List of LaTeX Editors and Bundles
These are some popular choices to create LaTeX documents:
- MiKTeX (Bundle) (Windows)
- Texniccenter (Editor) (Windows)
- Mactex (Bundle) (Mac)
- Texlive (Bundle) (Linux)
- Lyx (Bundle & Editor) (Windows, Mac, Linux)
- Texmaker (Windows, Mac, Linux)
- Overleaf (Collaborative Online Editor)
How to choose an editor for LaTeX
I personally use emacs and texlive on a Linux machine to create my documents. Using a text editor instead of a dedicated editor works best for me and this way I make sure that my files compile on various platforms.
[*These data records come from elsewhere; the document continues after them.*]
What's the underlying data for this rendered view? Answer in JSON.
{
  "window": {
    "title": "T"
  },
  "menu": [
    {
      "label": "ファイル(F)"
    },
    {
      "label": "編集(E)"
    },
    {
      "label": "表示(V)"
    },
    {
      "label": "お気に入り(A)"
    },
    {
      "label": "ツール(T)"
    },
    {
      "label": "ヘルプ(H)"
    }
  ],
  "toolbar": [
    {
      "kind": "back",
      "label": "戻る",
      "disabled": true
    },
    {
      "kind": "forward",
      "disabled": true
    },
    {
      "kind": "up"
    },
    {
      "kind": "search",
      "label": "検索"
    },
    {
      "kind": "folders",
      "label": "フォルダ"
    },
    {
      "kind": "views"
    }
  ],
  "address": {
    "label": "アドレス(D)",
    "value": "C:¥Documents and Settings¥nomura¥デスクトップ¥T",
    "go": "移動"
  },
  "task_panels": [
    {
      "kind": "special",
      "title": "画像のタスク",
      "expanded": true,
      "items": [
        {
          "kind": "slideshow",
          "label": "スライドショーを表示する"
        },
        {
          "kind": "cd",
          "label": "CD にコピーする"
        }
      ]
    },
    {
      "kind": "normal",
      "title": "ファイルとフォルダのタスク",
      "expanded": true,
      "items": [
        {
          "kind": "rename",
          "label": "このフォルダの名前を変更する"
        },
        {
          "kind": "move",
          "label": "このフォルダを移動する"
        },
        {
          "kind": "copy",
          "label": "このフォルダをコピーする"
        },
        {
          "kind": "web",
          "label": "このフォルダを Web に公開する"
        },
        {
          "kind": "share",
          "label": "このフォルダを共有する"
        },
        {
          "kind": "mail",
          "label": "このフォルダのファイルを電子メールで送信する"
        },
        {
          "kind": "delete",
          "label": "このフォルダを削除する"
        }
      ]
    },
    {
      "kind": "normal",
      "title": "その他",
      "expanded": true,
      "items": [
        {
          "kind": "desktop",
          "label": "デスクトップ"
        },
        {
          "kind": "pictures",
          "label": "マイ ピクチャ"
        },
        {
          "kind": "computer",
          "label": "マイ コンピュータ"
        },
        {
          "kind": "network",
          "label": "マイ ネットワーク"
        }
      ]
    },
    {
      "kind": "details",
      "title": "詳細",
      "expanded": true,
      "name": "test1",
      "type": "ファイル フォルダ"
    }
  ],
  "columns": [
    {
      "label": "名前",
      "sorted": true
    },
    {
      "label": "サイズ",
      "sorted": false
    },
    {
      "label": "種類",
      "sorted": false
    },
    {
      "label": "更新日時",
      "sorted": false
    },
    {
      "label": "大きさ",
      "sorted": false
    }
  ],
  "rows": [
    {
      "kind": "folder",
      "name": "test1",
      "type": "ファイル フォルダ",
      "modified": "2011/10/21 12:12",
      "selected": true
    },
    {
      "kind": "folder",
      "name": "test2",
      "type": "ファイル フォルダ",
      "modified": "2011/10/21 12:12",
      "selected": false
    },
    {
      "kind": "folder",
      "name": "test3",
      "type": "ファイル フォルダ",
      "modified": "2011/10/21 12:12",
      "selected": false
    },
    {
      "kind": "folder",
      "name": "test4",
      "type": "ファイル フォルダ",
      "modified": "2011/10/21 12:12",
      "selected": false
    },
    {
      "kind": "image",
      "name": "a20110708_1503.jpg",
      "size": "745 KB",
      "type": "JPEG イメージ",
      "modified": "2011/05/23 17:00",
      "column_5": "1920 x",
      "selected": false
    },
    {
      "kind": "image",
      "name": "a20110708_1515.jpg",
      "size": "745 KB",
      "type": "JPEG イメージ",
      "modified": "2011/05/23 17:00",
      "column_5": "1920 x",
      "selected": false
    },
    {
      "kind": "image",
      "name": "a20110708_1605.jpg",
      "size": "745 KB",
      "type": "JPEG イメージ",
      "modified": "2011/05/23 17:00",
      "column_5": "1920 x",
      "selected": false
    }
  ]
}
This is important for me, since I create a lot of collaborative works and I experienced a lot of trouble in the past when one guy on my team used Lyx to create his documents.
While Lyx is certainly a great choice if you're a beginner, especially due to great features like the formula editor which makes creating documents as simple as pie, it creates LaTeX code which is hard to read by humans and doesn't work well when embedded in collaborative works. I recommend using either a text editor or a dedicated LaTeX editor along with a bundle, which let you see the actual code and manipulate every aspect of your document.
Another alternative is the collaborative online editor from Overleaf, which is similar to Google Docs, but much more powerful, since it's backed by LaTeX and integrated with Dropbox and other cloud storage services. Since most (or all) editors are free, you can just try a bunch and stick with the one you like most. I don't think there is a particularly bad editor around, it's just a matter of personal preference.